Pour résoudre les ambiguïtés de rattachement prépositionnel, l’analyseur exploite
des informations de sous-catégorisation associées aux couples (mot, préposition).
Depuis l’origine de nos travaux sur l’analyse syntaxique, ces informations sont
acquises de façon endogène sur le corpus en cours de traitement (Bourigault, 1993).
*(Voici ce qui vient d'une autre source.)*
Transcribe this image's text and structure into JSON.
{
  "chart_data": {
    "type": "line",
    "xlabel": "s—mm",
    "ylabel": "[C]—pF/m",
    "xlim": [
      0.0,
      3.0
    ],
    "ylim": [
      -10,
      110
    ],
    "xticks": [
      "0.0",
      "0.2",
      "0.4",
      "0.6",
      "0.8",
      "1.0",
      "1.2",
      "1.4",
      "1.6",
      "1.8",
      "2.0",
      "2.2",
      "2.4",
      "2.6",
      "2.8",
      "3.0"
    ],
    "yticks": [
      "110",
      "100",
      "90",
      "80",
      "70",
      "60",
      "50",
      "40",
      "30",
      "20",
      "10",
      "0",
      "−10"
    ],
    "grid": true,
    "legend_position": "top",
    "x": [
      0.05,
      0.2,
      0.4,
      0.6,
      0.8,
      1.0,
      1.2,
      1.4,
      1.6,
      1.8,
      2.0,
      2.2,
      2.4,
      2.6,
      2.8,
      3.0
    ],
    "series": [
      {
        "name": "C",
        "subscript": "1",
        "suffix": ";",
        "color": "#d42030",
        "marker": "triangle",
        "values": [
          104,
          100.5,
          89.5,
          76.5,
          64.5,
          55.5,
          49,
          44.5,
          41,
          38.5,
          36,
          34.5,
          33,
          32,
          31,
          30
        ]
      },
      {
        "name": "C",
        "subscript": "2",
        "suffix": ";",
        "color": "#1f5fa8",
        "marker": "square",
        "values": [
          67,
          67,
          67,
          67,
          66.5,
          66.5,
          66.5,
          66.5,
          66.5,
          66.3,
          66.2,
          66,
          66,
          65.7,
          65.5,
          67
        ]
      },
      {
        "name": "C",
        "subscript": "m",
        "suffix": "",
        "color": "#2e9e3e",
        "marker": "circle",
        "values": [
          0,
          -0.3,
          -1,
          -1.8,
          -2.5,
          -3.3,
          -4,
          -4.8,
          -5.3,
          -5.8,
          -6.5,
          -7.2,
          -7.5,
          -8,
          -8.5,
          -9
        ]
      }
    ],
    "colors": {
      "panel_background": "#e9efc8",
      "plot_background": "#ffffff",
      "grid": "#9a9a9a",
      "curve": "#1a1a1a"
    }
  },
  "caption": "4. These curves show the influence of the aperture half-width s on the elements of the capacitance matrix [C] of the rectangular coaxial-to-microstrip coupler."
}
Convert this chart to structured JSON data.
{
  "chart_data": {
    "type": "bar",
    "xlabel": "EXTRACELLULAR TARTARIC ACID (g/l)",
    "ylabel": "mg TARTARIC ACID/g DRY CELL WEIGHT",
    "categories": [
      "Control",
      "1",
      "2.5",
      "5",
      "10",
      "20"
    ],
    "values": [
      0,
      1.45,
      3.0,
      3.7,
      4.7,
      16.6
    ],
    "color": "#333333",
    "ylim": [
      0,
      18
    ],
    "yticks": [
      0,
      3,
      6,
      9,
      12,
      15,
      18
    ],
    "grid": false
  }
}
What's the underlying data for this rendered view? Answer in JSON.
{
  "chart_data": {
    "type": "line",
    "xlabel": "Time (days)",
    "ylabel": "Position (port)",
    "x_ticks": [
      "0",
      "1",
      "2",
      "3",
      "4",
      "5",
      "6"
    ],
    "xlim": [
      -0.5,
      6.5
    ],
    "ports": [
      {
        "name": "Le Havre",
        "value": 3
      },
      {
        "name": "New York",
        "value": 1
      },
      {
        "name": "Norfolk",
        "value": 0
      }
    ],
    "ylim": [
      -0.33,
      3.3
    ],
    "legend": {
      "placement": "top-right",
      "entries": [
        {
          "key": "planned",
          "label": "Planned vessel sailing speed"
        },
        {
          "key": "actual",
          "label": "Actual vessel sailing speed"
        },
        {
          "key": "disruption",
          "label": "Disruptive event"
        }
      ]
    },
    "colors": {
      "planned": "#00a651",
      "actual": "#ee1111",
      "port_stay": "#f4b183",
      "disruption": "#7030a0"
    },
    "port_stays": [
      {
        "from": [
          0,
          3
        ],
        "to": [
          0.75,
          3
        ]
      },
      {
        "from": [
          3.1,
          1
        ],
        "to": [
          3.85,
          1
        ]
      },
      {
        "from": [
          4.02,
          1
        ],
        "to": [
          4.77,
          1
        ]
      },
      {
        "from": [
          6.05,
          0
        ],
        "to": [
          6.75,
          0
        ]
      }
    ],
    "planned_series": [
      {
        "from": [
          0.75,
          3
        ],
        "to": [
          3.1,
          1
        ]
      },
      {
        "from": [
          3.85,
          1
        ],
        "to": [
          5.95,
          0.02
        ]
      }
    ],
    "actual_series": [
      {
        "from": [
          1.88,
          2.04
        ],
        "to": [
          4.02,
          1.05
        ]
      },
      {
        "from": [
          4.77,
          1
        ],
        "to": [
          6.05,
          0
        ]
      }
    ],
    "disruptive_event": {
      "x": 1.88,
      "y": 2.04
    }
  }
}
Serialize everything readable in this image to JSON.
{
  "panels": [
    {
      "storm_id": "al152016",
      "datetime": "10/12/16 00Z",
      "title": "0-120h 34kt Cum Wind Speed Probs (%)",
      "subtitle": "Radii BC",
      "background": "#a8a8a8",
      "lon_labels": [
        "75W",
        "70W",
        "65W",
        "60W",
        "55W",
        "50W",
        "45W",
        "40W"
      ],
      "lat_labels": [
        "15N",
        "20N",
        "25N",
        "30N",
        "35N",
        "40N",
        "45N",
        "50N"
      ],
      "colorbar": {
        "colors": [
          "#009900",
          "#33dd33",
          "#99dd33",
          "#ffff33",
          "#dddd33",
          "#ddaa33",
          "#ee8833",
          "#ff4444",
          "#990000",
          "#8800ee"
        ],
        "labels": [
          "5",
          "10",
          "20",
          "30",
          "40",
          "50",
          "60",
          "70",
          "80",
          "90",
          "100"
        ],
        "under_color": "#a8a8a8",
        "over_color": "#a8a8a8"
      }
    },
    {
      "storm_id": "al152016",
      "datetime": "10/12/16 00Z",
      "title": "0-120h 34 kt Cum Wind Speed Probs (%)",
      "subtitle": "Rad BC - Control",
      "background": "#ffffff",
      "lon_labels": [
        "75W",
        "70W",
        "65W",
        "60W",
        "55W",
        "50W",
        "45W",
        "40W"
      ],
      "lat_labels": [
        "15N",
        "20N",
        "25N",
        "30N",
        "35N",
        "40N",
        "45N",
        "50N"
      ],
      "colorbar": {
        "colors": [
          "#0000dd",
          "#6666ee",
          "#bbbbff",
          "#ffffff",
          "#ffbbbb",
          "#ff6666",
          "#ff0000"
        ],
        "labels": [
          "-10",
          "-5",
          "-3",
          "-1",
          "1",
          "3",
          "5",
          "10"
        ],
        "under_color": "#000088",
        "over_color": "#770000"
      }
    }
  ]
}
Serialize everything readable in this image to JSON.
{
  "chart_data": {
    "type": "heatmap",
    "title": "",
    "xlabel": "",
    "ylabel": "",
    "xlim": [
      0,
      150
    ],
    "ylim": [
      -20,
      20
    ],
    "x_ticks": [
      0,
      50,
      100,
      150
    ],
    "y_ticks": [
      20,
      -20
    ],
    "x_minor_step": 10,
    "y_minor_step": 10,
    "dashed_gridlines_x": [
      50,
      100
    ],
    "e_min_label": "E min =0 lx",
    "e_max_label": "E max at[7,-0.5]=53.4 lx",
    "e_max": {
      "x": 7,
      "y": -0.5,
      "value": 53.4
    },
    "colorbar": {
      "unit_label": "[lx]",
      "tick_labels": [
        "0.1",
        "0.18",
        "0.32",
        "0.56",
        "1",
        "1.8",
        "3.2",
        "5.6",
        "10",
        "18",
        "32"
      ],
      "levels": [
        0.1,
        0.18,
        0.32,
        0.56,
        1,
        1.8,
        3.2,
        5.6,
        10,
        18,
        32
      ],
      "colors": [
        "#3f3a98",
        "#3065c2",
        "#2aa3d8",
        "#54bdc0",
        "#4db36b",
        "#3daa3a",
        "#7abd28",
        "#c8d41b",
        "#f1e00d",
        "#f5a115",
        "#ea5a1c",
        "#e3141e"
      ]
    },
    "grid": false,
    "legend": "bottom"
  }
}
Les expériences menées sur de nombreux corpus spécialisés ont montré que ces
corpus renferment des spécificités lexicales, en particulier que certains mots,
fréquents dans le corpus, manifestent des comportements syntaxiques spécifiques et
imprédictibles. C’est pourquoi, nous avons porté nos efforts depuis une dizaine
d’années sur le veloppement de procédures d’apprentissage endogène sur corpus
qui permettent à l’analyseur d’acquérir lui-même, par analyse du corpus à traiter, des
informations de sous-catégorisation spécifiques à ce corpus. Devant les limites
inhérentes à l’exploitation exclusive d’informations de sous-catégorisation
endogènes, nous travaillons à l’élaboration de ressources générales, susceptibles
d’être exploitées pour tout corpus (Frérot et al., 2003). Nous avons expérimenté
l’utilisation d’un lexique de sous-catégorisation construit à partir des tables du
Lexique Grammaire (Frérot, 2005). Dans la section suivante, nous présentons une
expérience d’acquisition d’un lexique de probabilités de sous-catégorisation à partir
d’un corpus de 200 millions de mots, utilisé par le module de Syntex en charge du
rattachement des prépositions.
Le rattachement des prépositions à leur recteur s’effectue en deux passes sur le
corpus : (1) recherche des candidats recteurs, (2) choix d’un recteur. Un premier
module (rechercher-candidats) traite l’ensemble des phrases du corpus, et
recherche, pour chaque préposition, le ou les mots susceptibles de régir cette
préposition. Ce module est constitué de règles qui reconnaissent un certain nombre
de configurations linéaires de mots et de catégories morphosyntaxiques à gauche de
la préposition, au sein desquelles sont identifiés des mots susceptibles de régir la
préposition. Ces règles s’appuient sur les relations de dépendance placées par les
modules antérieurs, et sont capables d’aller chercher des candidats recteurs dans des
configurations relativement complexes, incluant par exemple des structures
2 Le projet LexSynt, animé par S. Kahane, et auquel nous participons, vise à rassembler et à
coordonner les efforts des différentes équipes qui travaillent sur le français.